À Chivy-lès-Étouvelles, 488 habitants, le maire Jean-Marie Rabouille se demande pourquoi les sénateurs ont voté une loi pour que les listes des élections municipales dans les petites communes aient une parité parfaite. « Ils ont déjà été maires, les sénateurs ? Ils se rendent compte de la situation ? » Le Sénat, qui prétend être la chambre des communes…
Fabrice Dallongeville, consultant, maire macroniste d’Auger-Saint-Vincent et président départemental de l’association des maires ruraux de France dans l’Oise, lui, est heureux : « Le principe de liste oblige les candidats à travailler sur un projet, et pas simplement la gestion des affaires courantes “en bon père de famille” comme on entend souvent, une expression qui me met hors de moi. » Eh oui, le projeeeeet contre l’esprit de famille, c’est bien normal, il faut dupliquer à petite échelle les grandioses recettes nationales.
Pendant ce temps, à Istamboul, le maire Ekrem Imamoglu s’est fait débarquer et même incarcérer, pour « corruption », un mot excessivement à la mode chez tous les juges vertueux qui savent filtrer le moustique de l’opposition et laisser passer le chameau du gouvernement. Corruption est plus rapide qu’illibéralisme et en Turquie comme en Roumanie, dans tous les pays orientaux et post-soviétiques, et d’autres encore, le fait d’accélérer les choses est bien normal. Là, on accélère la démocratie en supprimant un futur candidat. L’incarcération du maire d’Istanbul et de ses fidèles « constituent des atteintes graves à la démocratie », selon le ministre des Affaires étrangères français, Jean-Noël Barrot, qui trouve ça d’autant plus navrant que la Turquie est membre du Conseil de l’Europe et candidate à l’adhésion à l’Union européenne, ce qui normalement l’attache aux gens bien, au cercle de la raison, aux Sages-qui-Savent, nonobstant ses rapports ambigus avec la Russie, ses menaces de submersion migratoire sur l’Europe, ses génocides à répétition – qui pèsent il est vrai assez peu par rapport à l’horrible crime des candidats roumains qui n’ont rien fait mais qui ont laissé les électeurs se faire influencer (on ne doit jamais influencer les électeurs, comme nous le rappelle souvent Macron, ça les empêche de voter pour le parti au pouvoir).
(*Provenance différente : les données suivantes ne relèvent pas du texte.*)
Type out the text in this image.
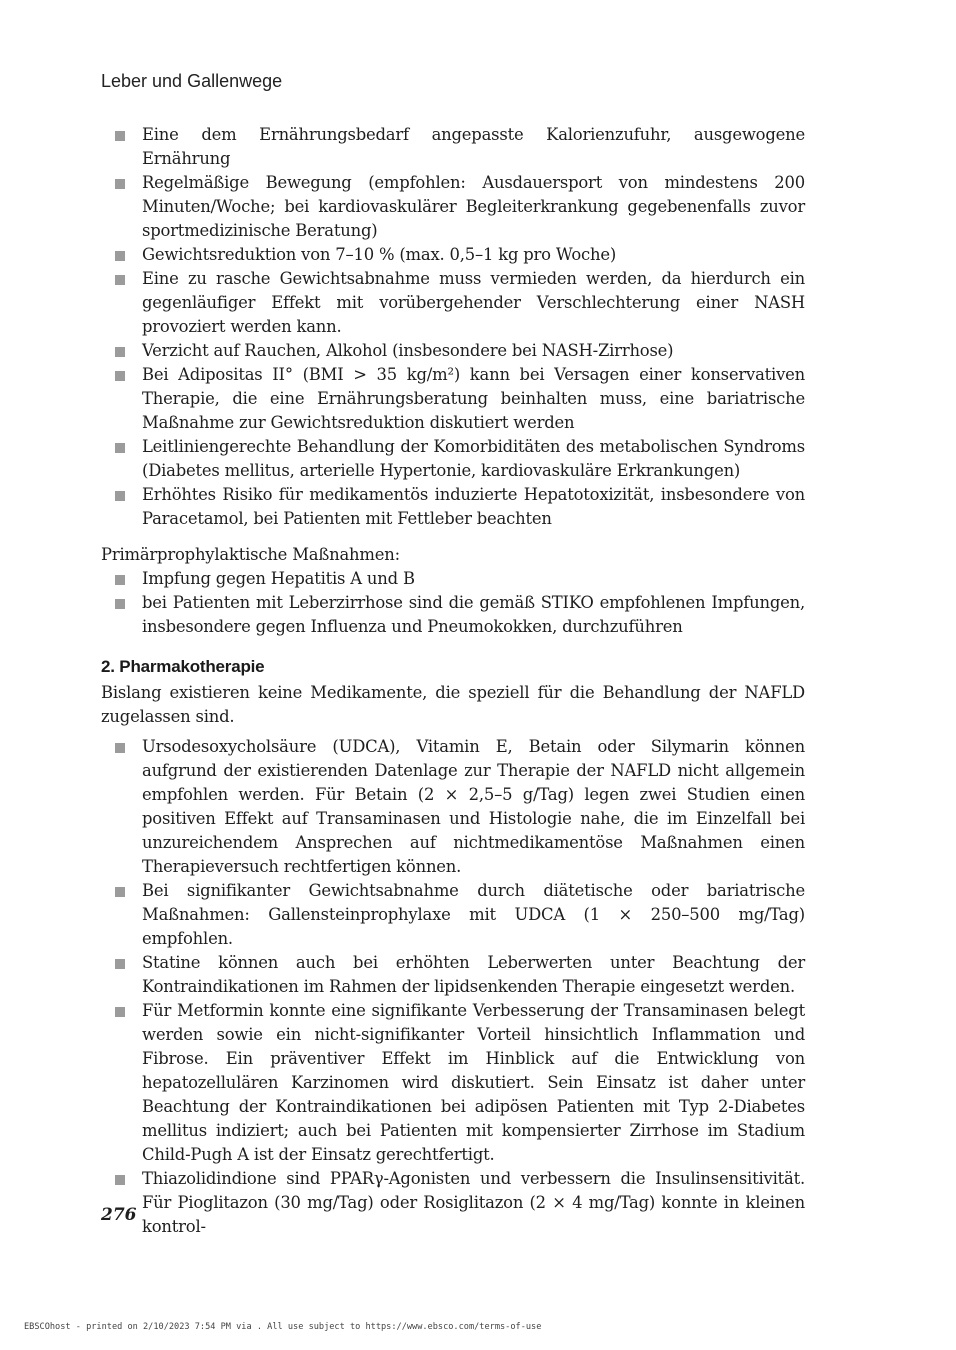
Leber und Gallenwege
Eine dem Ernährungsbedarf angepasste Kalorienzufuhr, ausgewogene Ernährung
Regelmäßige Bewegung (empfohlen: Ausdauersport von mindestens 200 Minuten/Woche; bei kardiovaskulärer Begleiterkrankung gegebenenfalls zuvor sportmedizinische Beratung)
Gewichtsreduktion von 7–10 % (max. 0,5–1 kg pro Woche)
Eine zu rasche Gewichtsabnahme muss vermieden werden, da hierdurch ein gegenläufiger Effekt mit vorübergehender Verschlechterung einer NASH provoziert werden kann.
Verzicht auf Rauchen, Alkohol (insbesondere bei NASH-Zirrhose)
Bei Adipositas II° (BMI > 35 kg/m²) kann bei Versagen einer konservativen Therapie, die eine Ernährungsberatung beinhalten muss, eine bariatrische Maßnahme zur Gewichtsreduktion diskutiert werden
Leitliniengerechte Behandlung der Komorbiditäten des metabolischen Syndroms (Diabetes mellitus, arterielle Hypertonie, kardiovaskuläre Erkrankungen)
Erhöhtes Risiko für medikamentös induzierte Hepatotoxizität, insbesondere von Paracetamol, bei Patienten mit Fettleber beachten

Primärprophylaktische Maßnahmen:

Impfung gegen Hepatitis A und B
bei Patienten mit Leberzirrhose sind die gemäß STIKO empfohlenen Impfungen, insbesondere gegen Influenza und Pneumokokken, durchzuführen
2. Pharmakotherapie

Bislang existieren keine Medikamente, die speziell für die Behandlung der NAFLD zugelassen sind.

Ursodesoxycholsäure (UDCA), Vitamin E, Betain oder Silymarin können aufgrund der existierenden Datenlage zur Therapie der NAFLD nicht allgemein empfohlen werden. Für Betain (2 × 2,5–5 g/Tag) legen zwei Studien einen positiven Effekt auf Transaminasen und Histologie nahe, die im Einzelfall bei unzureichendem Ansprechen auf nichtmedikamentöse Maßnahmen einen Therapieversuch rechtfertigen können.
Bei signifikanter Gewichtsabnahme durch diätetische oder bariatrische Maßnahmen: Gallensteinprophylaxe mit UDCA (1 × 250–500 mg/Tag) empfohlen.
Statine können auch bei erhöhten Leberwerten unter Beachtung der Kontraindikationen im Rahmen der lipidsenkenden Therapie eingesetzt werden.
Für Metformin konnte eine signifikante Verbesserung der Transaminasen belegt werden sowie ein nicht-signifikanter Vorteil hinsichtlich Inflammation und Fibrose. Ein präventiver Effekt im Hinblick auf die Entwicklung von hepatozellulären Karzinomen wird diskutiert. Sein Einsatz ist daher unter Beachtung der Kontraindikationen bei adipösen Patienten mit Typ 2-Diabetes mellitus indiziert; auch bei Patienten mit kompensierter Zirrhose im Stadium Child-Pugh A ist der Einsatz gerechtfertigt.
Thiazolidindione sind PPARγ-Agonisten und verbessern die Insulinsensitivität. Für Pioglitazon (30 mg/Tag) oder Rosiglitazon (2 × 4 mg/Tag) konnte in kleinen kontrol-
276
EBSCOhost - printed on 2/10/2023 7:54 PM via . All use subject to https://www.ebsco.com/terms-of-use
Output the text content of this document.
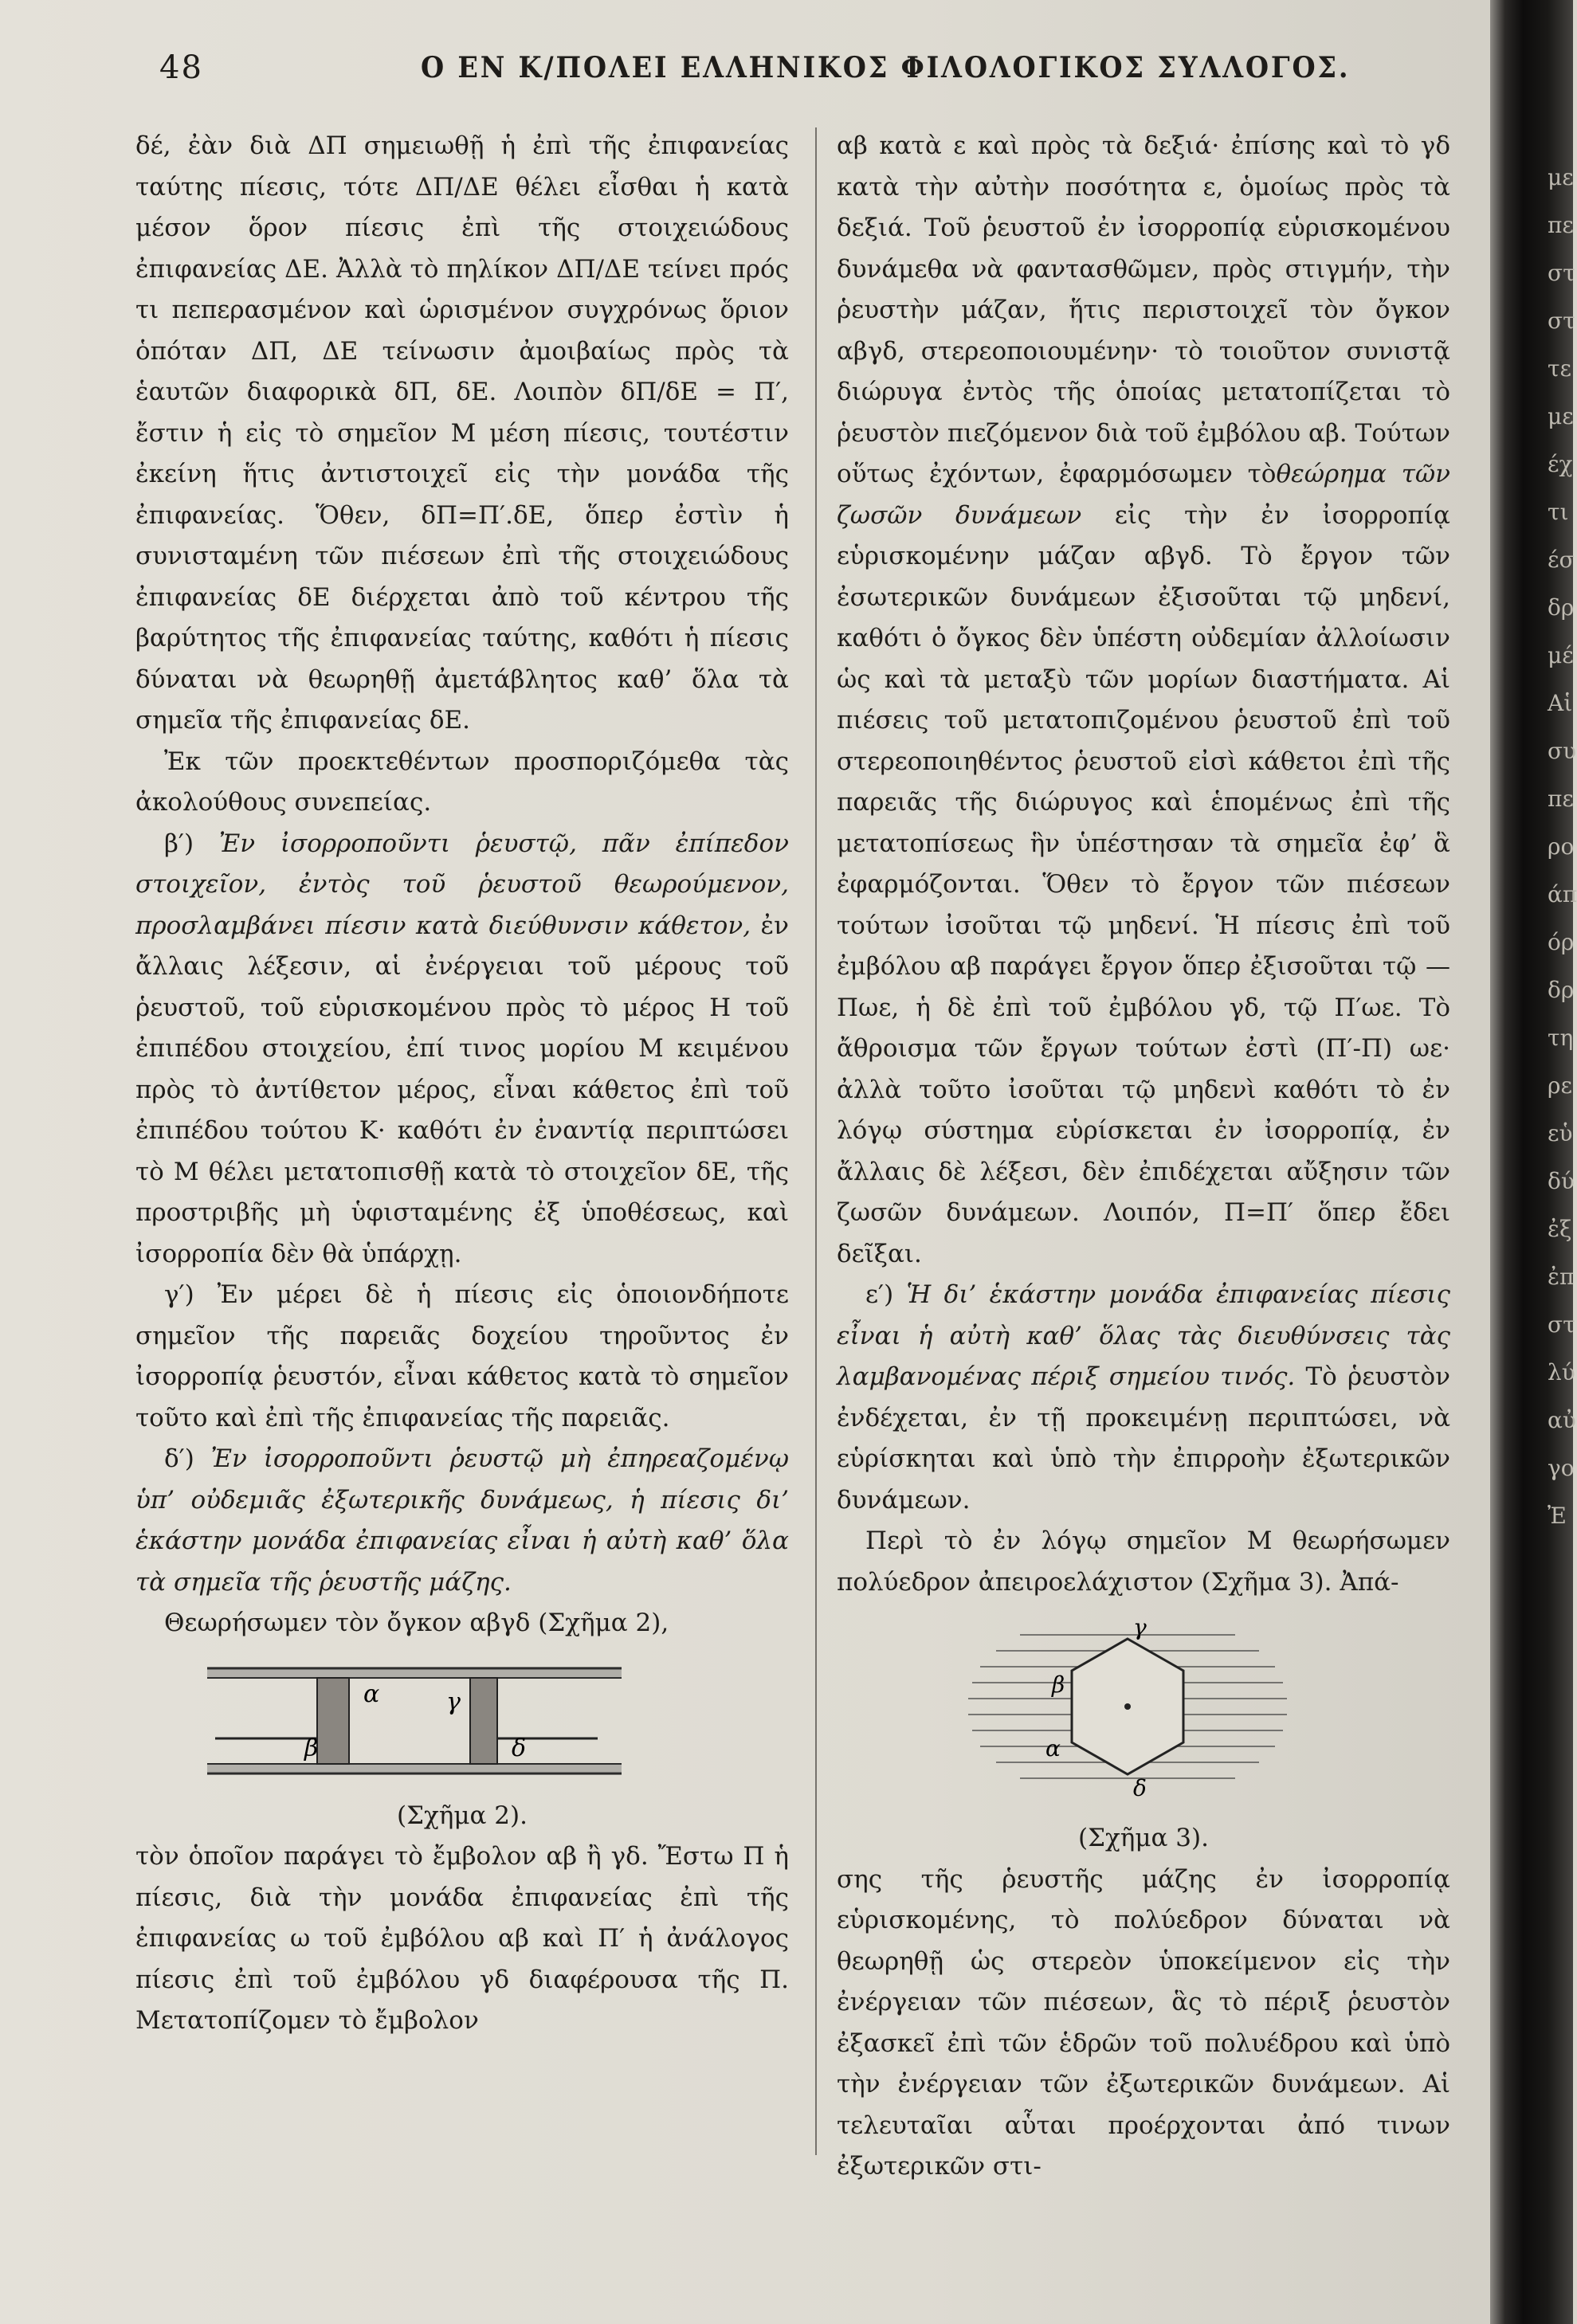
48	Ο ΕΝ Κ/ΠΟΛΕΙ ΕΛΛΗΝΙΚΟΣ ΦΙΛΟΛΟΓΙΚΟΣ ΣΥΛΛΟΓΟΣ.

δέ, ἐὰν διὰ ΔΠ σημειωθῇ ἡ ἐπὶ τῆς ἐπιφανείας ταύτης πίεσις, τότε ΔΠ/ΔΕ θέλει εἶσθαι ἡ κατὰ μέσον ὅρον πίεσις ἐπὶ τῆς στοιχειώδους ἐπιφανείας ΔΕ. Ἀλλὰ τὸ πηλίκον ΔΠ/ΔΕ τείνει πρός τι πεπερασμένον καὶ ὡρισμένον συγχρόνως ὅριον ὁπόταν ΔΠ, ΔΕ τείνωσιν ἀμοιβαίως πρὸς τὰ ἑαυτῶν διαφορικὰ δΠ, δΕ. Λοιπὸν δΠ/δΕ = Π′, ἔστιν ἡ εἰς τὸ σημεῖον Μ μέση πίεσις, τουτέστιν ἐκείνη ἥτις ἀντιστοιχεῖ εἰς τὴν μονάδα τῆς ἐπιφανείας. Ὅθεν, δΠ=Π′.δΕ, ὅπερ ἐστὶν ἡ συνισταμένη τῶν πιέσεων ἐπὶ τῆς στοιχειώδους ἐπιφανείας δΕ διέρχεται ἀπὸ τοῦ κέντρου τῆς βαρύτητος τῆς ἐπιφανείας ταύτης, καθότι ἡ πίεσις δύναται νὰ θεωρηθῇ ἀμετάβλητος καθ’ ὅλα τὰ σημεῖα τῆς ἐπιφανείας δΕ.

Ἐκ τῶν προεκτεθέντων προσποριζόμεθα τὰς ἀκολούθους συνεπείας.

β′) Ἐν ἰσορροποῦντι ῥευστῷ, πᾶν ἐπίπεδον στοιχεῖον, ἐντὸς τοῦ ῥευστοῦ θεωρούμενον, προσλαμβάνει πίεσιν κατὰ διεύθυνσιν κάθετον, ἐν ἄλλαις λέξεσιν, αἱ ἐνέργειαι τοῦ μέρους τοῦ ῥευστοῦ, τοῦ εὑρισκομένου πρὸς τὸ μέρος Η τοῦ ἐπιπέδου στοιχείου, ἐπί τινος μορίου Μ κειμένου πρὸς τὸ ἀντίθετον μέρος, εἶναι κάθετος ἐπὶ τοῦ ἐπιπέδου τούτου Κ· καθότι ἐν ἐναντίᾳ περιπτώσει τὸ Μ θέλει μετατοπισθῇ κατὰ τὸ στοιχεῖον δΕ, τῆς προστριβῆς μὴ ὑφισταμένης ἐξ ὑποθέσεως, καὶ ἰσορροπία δὲν θὰ ὑπάρχῃ.

γ′) Ἐν μέρει δὲ ἡ πίεσις εἰς ὁποιονδήποτε σημεῖον τῆς παρειᾶς δοχείου τηροῦντος ἐν ἰσορροπίᾳ ῥευστόν, εἶναι κάθετος κατὰ τὸ σημεῖον τοῦτο καὶ ἐπὶ τῆς ἐπιφανείας τῆς παρειᾶς.

δ′) Ἐν ἰσορροποῦντι ῥευστῷ μὴ ἐπηρεαζομένῳ ὑπ’ οὐδεμιᾶς ἐξωτερικῆς δυνάμεως, ἡ πίεσις δι’ ἑκάστην μονάδα ἐπιφανείας εἶναι ἡ αὐτὴ καθ’ ὅλα τὰ σημεῖα τῆς ῥευστῆς μάζης.

Θεωρήσωμεν τὸν ὄγκον αβγδ (Σχῆμα 2),

α
β
γ
δ

(Σχῆμα 2).

τὸν ὁποῖον παράγει τὸ ἔμβολον αβ ἢ γδ. Ἔστω Π ἡ πίεσις, διὰ τὴν μονάδα ἐπιφανείας ἐπὶ τῆς ἐπιφανείας ω τοῦ ἐμβόλου αβ καὶ Π′ ἡ ἀνάλογος πίεσις ἐπὶ τοῦ ἐμβόλου γδ διαφέρουσα τῆς Π. Μετατοπίζομεν τὸ ἔμβολον

αβ κατὰ ε καὶ πρὸς τὰ δεξιά· ἐπίσης καὶ τὸ γδ κατὰ τὴν αὐτὴν ποσότητα ε, ὁμοίως πρὸς τὰ δεξιά. Τοῦ ῥευστοῦ ἐν ἰσορροπίᾳ εὑρισκομένου δυνάμεθα νὰ φαντασθῶμεν, πρὸς στιγμήν, τὴν ῥευστὴν μάζαν, ἥτις περιστοιχεῖ τὸν ὄγκον αβγδ, στερεοποιουμένην· τὸ τοιοῦτον συνιστᾷ διώρυγα ἐντὸς τῆς ὁποίας μετατοπίζεται τὸ ῥευστὸν πιεζόμενον διὰ τοῦ ἐμβόλου αβ. Τούτων οὕτως ἐχόντων, ἐφαρμόσωμεν τὸθεώρημα τῶν ζωσῶν δυνάμεων εἰς τὴν ἐν ἰσορροπίᾳ εὑρισκομένην μάζαν αβγδ. Τὸ ἔργον τῶν ἐσωτερικῶν δυνάμεων ἐξισοῦται τῷ μηδενί, καθότι ὁ ὄγκος δὲν ὑπέστη οὐδεμίαν ἀλλοίωσιν ὡς καὶ τὰ μεταξὺ τῶν μορίων διαστήματα. Αἱ πιέσεις τοῦ μετατοπιζομένου ῥευστοῦ ἐπὶ τοῦ στερεοποιηθέντος ῥευστοῦ εἰσὶ κάθετοι ἐπὶ τῆς παρειᾶς τῆς διώρυγος καὶ ἑπομένως ἐπὶ τῆς μετατοπίσεως ἣν ὑπέστησαν τὰ σημεῖα ἐφ’ ἃ ἐφαρμόζονται. Ὅθεν τὸ ἔργον τῶν πιέσεων τούτων ἰσοῦται τῷ μηδενί. Ἡ πίεσις ἐπὶ τοῦ ἐμβόλου αβ παράγει ἔργον ὅπερ ἐξισοῦται τῷ —Πωε, ἡ δὲ ἐπὶ τοῦ ἐμβόλου γδ, τῷ Π′ωε. Τὸ ἄθροισμα τῶν ἔργων τούτων ἐστὶ (Π′-Π) ωε· ἀλλὰ τοῦτο ἰσοῦται τῷ μηδενὶ καθότι τὸ ἐν λόγῳ σύστημα εὑρίσκεται ἐν ἰσορροπίᾳ, ἐν ἄλλαις δὲ λέξεσι, δὲν ἐπιδέχεται αὔξησιν τῶν ζωσῶν δυνάμεων. Λοιπόν, Π=Π′ ὅπερ ἔδει δεῖξαι.

ε′) Ἡ δι’ ἑκάστην μονάδα ἐπιφανείας πίεσις εἶναι ἡ αὐτὴ καθ’ ὅλας τὰς διευθύνσεις τὰς λαμβανομένας πέριξ σημείου τινός. Τὸ ῥευστὸν ἐνδέχεται, ἐν τῇ προκειμένῃ περιπτώσει, νὰ εὑρίσκηται καὶ ὑπὸ τὴν ἐπιρροὴν ἐξωτερικῶν δυνάμεων.

Περὶ τὸ ἐν λόγῳ σημεῖον Μ θεωρήσωμεν πολύεδρον ἀπειροελάχιστον (Σχῆμα 3). Ἀπά-

γ
β
α
δ

(Σχῆμα 3).

σης τῆς ῥευστῆς μάζης ἐν ἰσορροπίᾳ εὑρισκομένης, τὸ πολύεδρον δύναται νὰ θεωρηθῇ ὡς στερεὸν ὑποκείμενον εἰς τὴν ἐνέργειαν τῶν πιέσεων, ἃς τὸ πέριξ ῥευστὸν ἐξασκεῖ ἐπὶ τῶν ἑδρῶν τοῦ πολυέδρου καὶ ὑπὸ τὴν ἐνέργειαν τῶν ἐξωτερικῶν δυνάμεων. Αἱ τελευταῖαι αὗται προέρχονται ἀπό τινων ἐξωτερικῶν στι-

με
πε
στ
στ
τε
με
έχ
τι
έσ
δρ
μέ
Αἱ
συ
πε
ρο
άπ
όρ
δρ
τη
ρε
εὑ
δύ
ἐξ
ἐπ
στ
λύ
αὐ
γο
Ἐ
En France, le peuple a le droit de s’exprimer mais les sages s’en moquent
Ce n’est pas à Paris qu’on est corrompu : on est aussi démocrate que Barrot peut le souhaiter puisqu’on invente de nouvelles formes de démocratie, des votations citoyennes à la Macron, en permettant à 2,66 % du corps électoral de Paris de décider du sort de tous les autres (sans parler de ceux qui traversent Paris, qui ne furent pas consultés : inclusive mais pas trop, la maire) en végétalisant (avec des arbres « amortisseurs de nuisance et abaisseurs de chaleur », comme dit le maire vert de Bordeaux, qui parle très bien projet à défaut de parler français) et piétonnisant 500 rues. Paris est un peu turque sur ce coup-ci, Hidalgo un peu erdoganique, mais enfin, la vraie démocratie a un prix et il ne s’agit pas que quelques maires de quartier mettent en avant les coûts et les échecs des forêts urbaines (c’est comme la démocratie turque ou la balance morale de Barrot : une alliance factice et improbable de concepts trop généraux, de projets mal ficelés et d’autoritarisme sectaire), pas plus que le maire d’Istamboul ne doit remettre en cause le Sage Européen Erdogan, ni le maire de Chivy-lès-Étouvelles les vertus du mode projet qui a abouti à tant de médiathèques vides et de piscines ruineuses.
Que leur reste-t-il, à nos maires, sans ressources et sans poids ? La démocratie. Ils y croient. À Neufchâtel-en-Bray, ils ont manifesté contre l’implantation d’éoliennes qui contredit toutes les décisions des conseils municipaux, superbement ignorées par les échelons administratifs supérieurs et la préfecture, qui laissent une entreprise privée poursuivre ses études ubuesques (avec un mat de 100 mètres de haut pour simuler une éolienne de 160 mètres…) puisque les décisions des conseils municipaux ne valent rien. C’est ainsi, en France, le peuple a le droit de s’exprimer mais les sages s’en moquent. Ils savent. Pour les éoliennes comme pour l’euthanasie, pour la Turquie comme pour la Roumanie, pour la guerre comme pour la paix. Les maires du pays de Bray se sont réunis au pied du mat. Bientôt les éoliennes défigureront les vallons et les maires pleureront leur pays saccagé par les sages.